Frequently updated web documents

Created on 2021-03-19 by Emin Gabrielyan

 

Here is the protocol for the publication of simple documents that can be frequently updated.

Table of Contents

The sequentially rule. 1

No changing of the past. 1

The index of your web page. 1

A technical detail when copying html files. 1

Example. 1

Take away. 1

END.. 1

 

 

The sequentially rule

Name all your files with sequential numbers, 1, 2, 3 up to infinity.

This concerns the document itself (the document that is being published) and all the files that may accompany the document (such as excel files, text files, and anything else that you will ever need to add into your folder and link to from your published document).

Number your files in the order of addition.

For example, 1.docx, 2.xlsx, 3.txt. Whatever is the order in which you added the files. Do not care of anything else except the sequential order. No rule here, except that you sequentially number your files in the order of their creation.

Both these examples, 1.docx, 2.xlsx, 3.txt and 1.xlsx, 2.txt, 3.docx are valid. So far it is simple, and it will stay simple until the end of the protocol.

So, one of the files is your doc that will be the current main page (until another, newer doc file will be created).

This file will point to some other files in the document.

No changing of the past

The 2nd rule in this protocol is that once you added a file, you do not touch it, more precisely you do not rename it as some files may already point to it.

Rather you must add new files and create new versions so the past can be easily tracked back.

If you want to create a new version of the doc, you simply create a new file with a new sequential number. You can, for example, have file 6.docx, that is an evolution of the initial document, the first version of which was for example in 3.docx.

File 6.docx can still have the same hyperlinks to files 1.txt and 2.xlsx that were used in 3.docx.

Or you can have more hyperlinks, or you can have less hyperlinks, or you can have hyperlinks to other files, or you can decide that in the new version of the document you better use a corrected version of 2.xlsx saved now under 5.xlsx.

In this way, all your previous documents work as they worked before and point to the files they were pointing before.

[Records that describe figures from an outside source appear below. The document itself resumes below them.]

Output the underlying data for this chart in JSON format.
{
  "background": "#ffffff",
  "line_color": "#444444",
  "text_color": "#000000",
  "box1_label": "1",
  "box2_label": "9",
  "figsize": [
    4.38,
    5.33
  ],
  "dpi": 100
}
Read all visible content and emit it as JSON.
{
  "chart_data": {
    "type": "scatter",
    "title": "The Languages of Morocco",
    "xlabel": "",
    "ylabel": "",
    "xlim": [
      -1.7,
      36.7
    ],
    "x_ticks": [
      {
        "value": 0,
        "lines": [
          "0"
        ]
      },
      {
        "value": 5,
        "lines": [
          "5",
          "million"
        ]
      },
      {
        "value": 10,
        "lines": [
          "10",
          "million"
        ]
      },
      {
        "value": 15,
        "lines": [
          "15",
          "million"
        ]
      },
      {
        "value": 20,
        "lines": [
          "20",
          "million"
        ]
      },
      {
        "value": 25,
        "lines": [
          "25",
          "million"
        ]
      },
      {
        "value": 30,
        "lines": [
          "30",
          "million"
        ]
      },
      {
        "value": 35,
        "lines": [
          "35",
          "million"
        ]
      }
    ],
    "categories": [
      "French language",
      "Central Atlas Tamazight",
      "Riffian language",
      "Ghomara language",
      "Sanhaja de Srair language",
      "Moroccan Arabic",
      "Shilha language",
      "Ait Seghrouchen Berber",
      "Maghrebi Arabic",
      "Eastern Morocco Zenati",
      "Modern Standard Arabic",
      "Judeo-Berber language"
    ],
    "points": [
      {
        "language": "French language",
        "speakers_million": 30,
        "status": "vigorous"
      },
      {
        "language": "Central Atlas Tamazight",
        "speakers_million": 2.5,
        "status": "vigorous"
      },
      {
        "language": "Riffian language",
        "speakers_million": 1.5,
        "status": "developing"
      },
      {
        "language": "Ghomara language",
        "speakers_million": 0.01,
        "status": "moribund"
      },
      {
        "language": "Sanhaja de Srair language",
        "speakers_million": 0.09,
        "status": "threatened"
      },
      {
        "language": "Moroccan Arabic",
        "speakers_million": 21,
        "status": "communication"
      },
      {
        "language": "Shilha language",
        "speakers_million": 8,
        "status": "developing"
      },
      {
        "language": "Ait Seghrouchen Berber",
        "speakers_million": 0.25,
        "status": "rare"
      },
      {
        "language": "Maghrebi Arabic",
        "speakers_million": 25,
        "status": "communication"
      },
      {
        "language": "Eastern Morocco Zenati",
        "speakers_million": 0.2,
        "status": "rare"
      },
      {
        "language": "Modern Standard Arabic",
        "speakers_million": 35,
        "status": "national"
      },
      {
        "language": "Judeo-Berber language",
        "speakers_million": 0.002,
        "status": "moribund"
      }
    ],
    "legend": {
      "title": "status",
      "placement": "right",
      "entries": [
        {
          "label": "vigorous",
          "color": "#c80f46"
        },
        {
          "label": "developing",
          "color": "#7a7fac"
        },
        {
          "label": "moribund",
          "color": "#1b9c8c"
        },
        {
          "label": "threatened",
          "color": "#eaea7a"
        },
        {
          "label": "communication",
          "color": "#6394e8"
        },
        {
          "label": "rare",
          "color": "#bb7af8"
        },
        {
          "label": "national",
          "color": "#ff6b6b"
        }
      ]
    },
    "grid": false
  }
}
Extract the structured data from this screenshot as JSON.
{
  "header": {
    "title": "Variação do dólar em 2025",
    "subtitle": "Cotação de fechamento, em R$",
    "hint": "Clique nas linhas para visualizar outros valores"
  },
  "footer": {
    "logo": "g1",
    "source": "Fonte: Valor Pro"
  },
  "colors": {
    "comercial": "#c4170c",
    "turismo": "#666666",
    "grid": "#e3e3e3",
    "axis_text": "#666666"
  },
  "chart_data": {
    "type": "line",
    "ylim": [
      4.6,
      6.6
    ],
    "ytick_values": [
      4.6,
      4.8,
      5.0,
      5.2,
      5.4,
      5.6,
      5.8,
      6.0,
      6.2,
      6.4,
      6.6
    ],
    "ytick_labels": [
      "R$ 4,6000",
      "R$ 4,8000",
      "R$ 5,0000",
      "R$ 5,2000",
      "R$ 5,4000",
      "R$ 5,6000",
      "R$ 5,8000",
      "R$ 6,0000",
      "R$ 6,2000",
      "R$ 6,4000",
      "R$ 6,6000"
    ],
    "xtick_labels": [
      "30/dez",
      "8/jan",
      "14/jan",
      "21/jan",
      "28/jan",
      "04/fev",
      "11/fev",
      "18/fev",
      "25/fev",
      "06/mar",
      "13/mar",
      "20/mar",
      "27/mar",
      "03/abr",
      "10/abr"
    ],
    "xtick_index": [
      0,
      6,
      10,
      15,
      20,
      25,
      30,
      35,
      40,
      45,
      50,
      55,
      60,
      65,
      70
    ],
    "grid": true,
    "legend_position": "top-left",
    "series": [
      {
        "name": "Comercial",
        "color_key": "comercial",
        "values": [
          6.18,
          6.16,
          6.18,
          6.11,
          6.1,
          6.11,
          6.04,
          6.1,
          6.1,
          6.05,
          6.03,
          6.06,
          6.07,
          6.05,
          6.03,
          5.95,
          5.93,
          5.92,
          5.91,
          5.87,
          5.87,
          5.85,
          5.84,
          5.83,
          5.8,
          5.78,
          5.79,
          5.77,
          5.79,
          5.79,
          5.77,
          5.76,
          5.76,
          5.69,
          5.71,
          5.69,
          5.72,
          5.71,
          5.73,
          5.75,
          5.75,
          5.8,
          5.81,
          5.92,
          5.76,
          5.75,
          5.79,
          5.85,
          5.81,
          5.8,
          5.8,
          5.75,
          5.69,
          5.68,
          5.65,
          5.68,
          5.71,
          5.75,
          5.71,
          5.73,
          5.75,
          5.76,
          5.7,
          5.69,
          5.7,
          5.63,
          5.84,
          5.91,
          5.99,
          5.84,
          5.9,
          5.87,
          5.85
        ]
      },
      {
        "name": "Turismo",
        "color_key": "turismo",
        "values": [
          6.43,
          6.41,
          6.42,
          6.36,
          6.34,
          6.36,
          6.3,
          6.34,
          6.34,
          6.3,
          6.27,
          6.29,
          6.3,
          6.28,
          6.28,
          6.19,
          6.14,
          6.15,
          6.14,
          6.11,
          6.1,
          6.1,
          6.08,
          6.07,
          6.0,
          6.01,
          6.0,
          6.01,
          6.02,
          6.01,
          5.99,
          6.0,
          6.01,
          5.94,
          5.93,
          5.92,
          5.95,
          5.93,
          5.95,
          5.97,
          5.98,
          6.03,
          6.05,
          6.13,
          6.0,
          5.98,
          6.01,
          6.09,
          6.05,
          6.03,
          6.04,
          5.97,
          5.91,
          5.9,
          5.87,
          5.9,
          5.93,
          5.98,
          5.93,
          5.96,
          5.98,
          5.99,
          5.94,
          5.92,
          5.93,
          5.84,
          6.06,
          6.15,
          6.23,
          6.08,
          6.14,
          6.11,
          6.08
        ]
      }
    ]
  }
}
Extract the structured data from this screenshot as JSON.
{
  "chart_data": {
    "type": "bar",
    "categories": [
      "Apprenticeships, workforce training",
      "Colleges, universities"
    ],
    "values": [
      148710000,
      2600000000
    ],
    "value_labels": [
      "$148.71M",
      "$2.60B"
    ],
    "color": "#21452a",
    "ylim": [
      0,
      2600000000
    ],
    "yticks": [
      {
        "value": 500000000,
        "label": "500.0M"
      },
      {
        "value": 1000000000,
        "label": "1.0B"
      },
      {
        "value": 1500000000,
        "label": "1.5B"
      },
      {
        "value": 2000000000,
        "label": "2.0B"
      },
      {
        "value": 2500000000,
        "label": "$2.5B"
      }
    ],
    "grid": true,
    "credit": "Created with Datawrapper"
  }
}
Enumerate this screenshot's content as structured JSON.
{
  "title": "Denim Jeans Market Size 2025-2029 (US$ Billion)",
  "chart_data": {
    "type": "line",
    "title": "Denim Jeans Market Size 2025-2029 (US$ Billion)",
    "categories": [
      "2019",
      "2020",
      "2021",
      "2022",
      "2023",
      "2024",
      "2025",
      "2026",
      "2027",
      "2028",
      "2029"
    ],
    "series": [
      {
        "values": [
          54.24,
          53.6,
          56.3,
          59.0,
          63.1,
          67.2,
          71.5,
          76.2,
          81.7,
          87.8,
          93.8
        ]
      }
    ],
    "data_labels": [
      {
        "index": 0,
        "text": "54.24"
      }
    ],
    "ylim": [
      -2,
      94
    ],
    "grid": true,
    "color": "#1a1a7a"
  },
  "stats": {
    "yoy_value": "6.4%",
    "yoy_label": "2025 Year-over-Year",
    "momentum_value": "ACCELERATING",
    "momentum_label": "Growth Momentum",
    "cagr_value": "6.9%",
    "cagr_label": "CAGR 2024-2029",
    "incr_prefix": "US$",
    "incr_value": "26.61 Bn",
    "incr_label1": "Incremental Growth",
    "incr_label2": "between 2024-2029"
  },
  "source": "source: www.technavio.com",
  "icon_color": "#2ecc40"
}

The corrections modify only the new versions of the documents and leave the old versions as they were before (including the old versions of the files they were pointing to).

If you want to add new files to refer from the doc, just add them with the same numbering principle, 7.txt, and point to it from your last version of the doc (which is 6.docx in this example).

The index of your web page

When you save your doc file additionally in html format (web page filtered), you will create two new items in the folder, 6.html and 6_files.

Similarly, you will have these items for all previously published documents.

Do not touch the previously published documents.

The only thing you must do, is to take the html file you want to use as your main page and copy it into index.html without modifying anything else in your folder.

So, the rule is that index.html is always a copy of the last doc you want to show on the page.

A technical detail when copying html files

Now copying the 6.html into index.html is not one step copy paste, because Windows considers that 6.html is entangled with its folder called 6_files. If you try to copy the file in the same folder with using simply copy and paste commands, you will have this warning.

If you copy 6.html from one folder into another folder, windows will also copy the entangled folder 6_files.

To unentangle, you must first rename 6.html into something else.

When you start renaming 6.html, you will have a warning message like this.

If you click yes, the file will be renamed and will not be entangles anymore with its folder.

The folder itself will not be renamed.

At this point you can copy the file only without its folder.

You must recreate one original copy, which was 6.html,

and the other copy is index.html.

(note that as soon as you create a file with the original file name, 6.html, it will be again coupled with the folder 6_files. This is the way how windows file manager works.)

So now you have the index.html which is just the html copy of your document number 6.docx.

Example

Here is an example how your folder may look like. You have documents 1, 2, 3, and 7 that are published. Normally the last published one, 7.html is copied also to index.htm, which you can see by comparing the date of modification and the size of these two files.

The other files serve as data, and are usually pointed to from one of the published documents.

Take away

The file index.html is always a copy. It can be deleted any time and replaced by another newer version.

Note also, that when you renamed the other copy of the file back to 6.html, it got again re-entangled with its folder 6_files. Now again you cannot simply copy it individually.

Details of windows that must not interest us too much.

In your new version you usually refer to the previous versions, you must always use the links as 5.html and 4.html, and never index.html (because index.html is not reliable as it is just a copy of the last version and can be deleted and replaced any time with another copy).

For all your file names just use sequential names from 1 to infinity.

Do not change the past documents, create instead the new copies.